Bernard: It's twofold. One, because they go through the studio distribution pattern, they don't play in the theaters that are the theaters that play specialized movies or independent films or alternative cinema. You're not going to see "Three Kings" or "American Beauty" at the Angelika Film Center. It's not going to play the Sunset 5 in LA. In fact, "Being John Malkovich" went out into a lot of commercial theaters, from what I understand, Gramercy wouldn't let it in the Toronto Film Festival because they didn't want to ghettoize the picture as a specialized picture. And they're playing the commercial screens. So it certainly doesn't hurt a company like ours because the screens are still available, and what happens is that as these movies continue to play the multiplexes, the specialized audience that want to venture into that sort of commercial zone, it leaves room on your move-overs and your secondary runs. You talk about these movies from these guys, "Three Kings" and "American Beauty," there's not a lot of guys out there operating these days like John Sayles, who is his own man and does it on his own terms.

iW: Jim Jarmusch.

Bernard: Yeah, Jim Jarmusch, Pedro Almodovar, even people like Christine Vachon, Todd Haynes, these are people who operate on their own terms and refuse to be compromised. And they probably could make a lot more money if they could be absorbed by the studio system, but what seems to be the 90's is the way "sex, lies and videotape" went, from independent distribution right into the studio system with the director.

They're good movies, they're just not their own man. And you have to make compromises when you start to go and make movies for the studio. You don't have the independence to say, "This is what I want to say, this is the character I want, this is the actress I want to hire, this is the message I want to get in this story, I'm not going to hide it or skirt around ."

There's compromises to be made, and I think that in the last decade there were a lot of movies that were made where those kinds of comprises didn't have to be made in the independent world. But I think the people's motivation now on a whole is they want to go work for the studios. They're chasing the dollar. The market of Sundance.

iW: Some of the filmmakers who work in studios still maintain what they want to, however.
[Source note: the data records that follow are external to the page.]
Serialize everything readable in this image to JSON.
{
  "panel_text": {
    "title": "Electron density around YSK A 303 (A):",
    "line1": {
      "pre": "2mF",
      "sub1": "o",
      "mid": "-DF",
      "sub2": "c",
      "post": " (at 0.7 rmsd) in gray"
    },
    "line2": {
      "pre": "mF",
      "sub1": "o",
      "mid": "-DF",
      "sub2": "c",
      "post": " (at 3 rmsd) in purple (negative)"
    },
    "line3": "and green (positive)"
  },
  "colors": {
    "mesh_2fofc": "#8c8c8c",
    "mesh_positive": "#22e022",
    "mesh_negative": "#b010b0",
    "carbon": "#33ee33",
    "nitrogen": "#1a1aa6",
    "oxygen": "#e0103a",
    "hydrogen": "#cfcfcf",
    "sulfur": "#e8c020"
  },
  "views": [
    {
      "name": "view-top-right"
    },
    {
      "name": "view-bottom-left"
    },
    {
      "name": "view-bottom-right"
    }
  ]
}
Bernard: Well, to an extent. There's compromise that has to be made, that's all I'm saying. And certainly they can work within the studio and make an interesting movie, but they do make compromises. Whether it be on cast, because if the studio is going to commit a certain amount of dollars, they want a certain level of cast, because then they're covered in the ancillary area. There may be areas that the script goes that may be taboo. Look at the Weinsteins, they're not allowed to release "Dogma."

iW: So, how does it work with you guys if you're involved with a film at the script stage and you if you work with someone like a John Sayles or a Pedro Almodovar. Or even a Woody Allen.

Bernard: Well, Woody Allen, we bought the way everybody else does, sight unseen without the script. But with Pedro Almodovar on "All About My Mother," we got the script, we said, we like it, we want to buy it, and Pedro made the movie. And we bought part of the territory. We don't interfere. We follow the same theory that the old United Artists, Arthur Krim and Eric Pleskow and Bill Bernstein and Mike Medavoy did when we had our first job and we were at Orion. Once the script and the director are set, and the movie can be made for the budget that they wanted, then we step aside and let the artist do their work.

We feel that if you've got a good script, you need a good director to breathe life into it. And so that's when we'll start talking to someone, when they've got a director and a script. And we don't want to interfere in the creative process, like, "We're going to fix it for you, recut it for you." That's not how we do business. And if someone says, this is the person we want to be in the movie, great. If we don't like it, we won't invest in it. But the last thing we want to do is influence the director's vision.